MR‐guided sclerotherapy of low‐flow vascular malformations using T2‐weighted interrupted bSSFP (T2W‐iSSFP): Comparison of pulse sequences for visualization and needle guidance

2015 
Purpose Image-guided treatment of low-flow vascular (venous or lymphatic) malformations presents a challenging visualization problem, regardless of the imaging modality being used for guidance. The purpose of this study was to employ a new magnetic resonance imaging (MRI) sequence, T2-weighted interrupted balanced steady-state free precession (T2W-iSSFP), for real-time image guidance of needle insertion. Materials and Methods T2W-iSSFP uses variable flip angle balanced steady-state free precession (bSSFP, a.k.a. SSFP) to establish T2-weighting and fat suppression. Swine (n = 3) and patients (n = 4, three female, all with venous malformations) were enrolled in the assessment. T2-weighted turbo spin echo (T2-TSE) with spectral adiabatic inversion recovery (SPAIR), SPAIR-T2-TSE or T2-TSE for short, was used as the reference.
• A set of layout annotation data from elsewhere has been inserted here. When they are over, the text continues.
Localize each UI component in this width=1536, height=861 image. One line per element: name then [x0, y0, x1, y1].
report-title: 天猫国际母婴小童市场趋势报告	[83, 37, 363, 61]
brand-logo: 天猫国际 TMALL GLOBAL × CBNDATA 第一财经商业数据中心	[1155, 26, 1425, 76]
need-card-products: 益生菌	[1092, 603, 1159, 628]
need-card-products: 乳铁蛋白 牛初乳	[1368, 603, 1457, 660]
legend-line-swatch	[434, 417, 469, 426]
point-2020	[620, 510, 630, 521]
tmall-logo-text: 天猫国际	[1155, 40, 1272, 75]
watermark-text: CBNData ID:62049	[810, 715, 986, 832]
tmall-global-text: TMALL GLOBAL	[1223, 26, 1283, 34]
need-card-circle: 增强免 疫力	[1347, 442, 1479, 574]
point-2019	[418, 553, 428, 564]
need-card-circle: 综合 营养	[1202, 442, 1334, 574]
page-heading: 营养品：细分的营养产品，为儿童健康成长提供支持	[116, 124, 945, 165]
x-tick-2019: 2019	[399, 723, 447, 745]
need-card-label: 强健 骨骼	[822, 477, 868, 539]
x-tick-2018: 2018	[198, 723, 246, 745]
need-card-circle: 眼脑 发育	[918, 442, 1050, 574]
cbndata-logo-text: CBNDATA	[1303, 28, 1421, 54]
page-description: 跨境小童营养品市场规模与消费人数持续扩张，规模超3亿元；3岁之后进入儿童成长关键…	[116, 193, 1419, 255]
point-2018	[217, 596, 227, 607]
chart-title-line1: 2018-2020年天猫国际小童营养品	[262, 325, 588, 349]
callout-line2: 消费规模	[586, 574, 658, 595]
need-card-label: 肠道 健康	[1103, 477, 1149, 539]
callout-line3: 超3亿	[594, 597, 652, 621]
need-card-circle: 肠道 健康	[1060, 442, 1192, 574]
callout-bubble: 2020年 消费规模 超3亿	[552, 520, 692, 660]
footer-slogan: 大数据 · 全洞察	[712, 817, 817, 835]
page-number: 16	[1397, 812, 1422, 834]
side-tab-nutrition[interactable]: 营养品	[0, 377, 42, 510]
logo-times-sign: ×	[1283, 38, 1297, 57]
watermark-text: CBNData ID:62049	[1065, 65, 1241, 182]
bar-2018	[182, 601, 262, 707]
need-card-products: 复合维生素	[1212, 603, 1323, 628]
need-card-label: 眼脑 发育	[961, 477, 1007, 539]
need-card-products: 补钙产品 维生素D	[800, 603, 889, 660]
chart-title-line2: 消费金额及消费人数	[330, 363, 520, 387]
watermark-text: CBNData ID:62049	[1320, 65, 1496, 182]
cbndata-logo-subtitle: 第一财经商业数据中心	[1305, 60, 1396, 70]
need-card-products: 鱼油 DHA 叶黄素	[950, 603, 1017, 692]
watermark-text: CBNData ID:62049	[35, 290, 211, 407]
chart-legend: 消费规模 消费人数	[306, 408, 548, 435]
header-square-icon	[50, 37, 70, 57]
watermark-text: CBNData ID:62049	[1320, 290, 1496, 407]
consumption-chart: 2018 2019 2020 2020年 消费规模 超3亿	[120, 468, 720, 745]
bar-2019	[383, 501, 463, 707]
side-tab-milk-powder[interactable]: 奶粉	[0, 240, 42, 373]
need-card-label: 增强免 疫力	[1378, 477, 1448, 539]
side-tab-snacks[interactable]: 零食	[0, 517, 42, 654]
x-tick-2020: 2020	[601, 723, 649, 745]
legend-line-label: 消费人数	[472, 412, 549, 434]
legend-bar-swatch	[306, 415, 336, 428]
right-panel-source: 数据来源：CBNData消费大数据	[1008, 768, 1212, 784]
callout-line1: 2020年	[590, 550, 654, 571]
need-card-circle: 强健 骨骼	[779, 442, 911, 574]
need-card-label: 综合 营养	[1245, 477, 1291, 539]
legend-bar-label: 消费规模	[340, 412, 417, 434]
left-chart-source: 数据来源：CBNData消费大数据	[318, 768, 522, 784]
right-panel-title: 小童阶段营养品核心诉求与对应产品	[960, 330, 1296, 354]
T2-weighted half Fourier acquired single shot turbo spin echo (T2-HASTE) with SPAIR (SPAIR-T2-HASTE, T2-HASTE for short), fat saturated bSSFP (FS-SSFP), and T2W-iSSFP were imaged. Numeric metrics, namely, contrast-to-noise ratio (CNR) efficiency (CNR divided by the square root of acquisition time) and local sharpness (the reciprocal of edge width), were used to assess image quality. MR-guided sclerotherapy was performed on the same patients using real-time T2W-iSSFP to guide needle insertion. Results Comparing the visualization of needles in the images of swine, the local sharpness (mm−1) was: 0.21 ± 0.06 (T2-HASTE), 0.48 ± 0.02 (FS-SSFP), and 0.49 ± 0.03 (T2W-iSSFP). T2W-iSSFP is higher than T2-HASTE (P < 0.001). For the patient images, their CNR efficiencies were: 797 ± 66 (T2-HASTE), 281 ± 44 (FS-SSFP), and 860 ± 29 (T2W-iSSFP). T2W-iSSFP is higher than FS-SSFP (P < 0.02). The frame rate of T2W-iSSFP was 2.5–3.5 frames per second. All MR-guided sclerotherapy procedures were successful, with all needles (six punctures) placed in the targets. Conclusion T2W-iSSFP provides effective lesion identification and needle visualization. This new pulse sequence can be used for MR-guided sclerotherapy of low-flow vascular malformations. It may have potential use in other MR-guided procedures where heavily T2-weighted real-time images are needed. J. Magn. Reson. Imaging 2015;41:525–535.© 2013 Wiley Periodicals, Inc.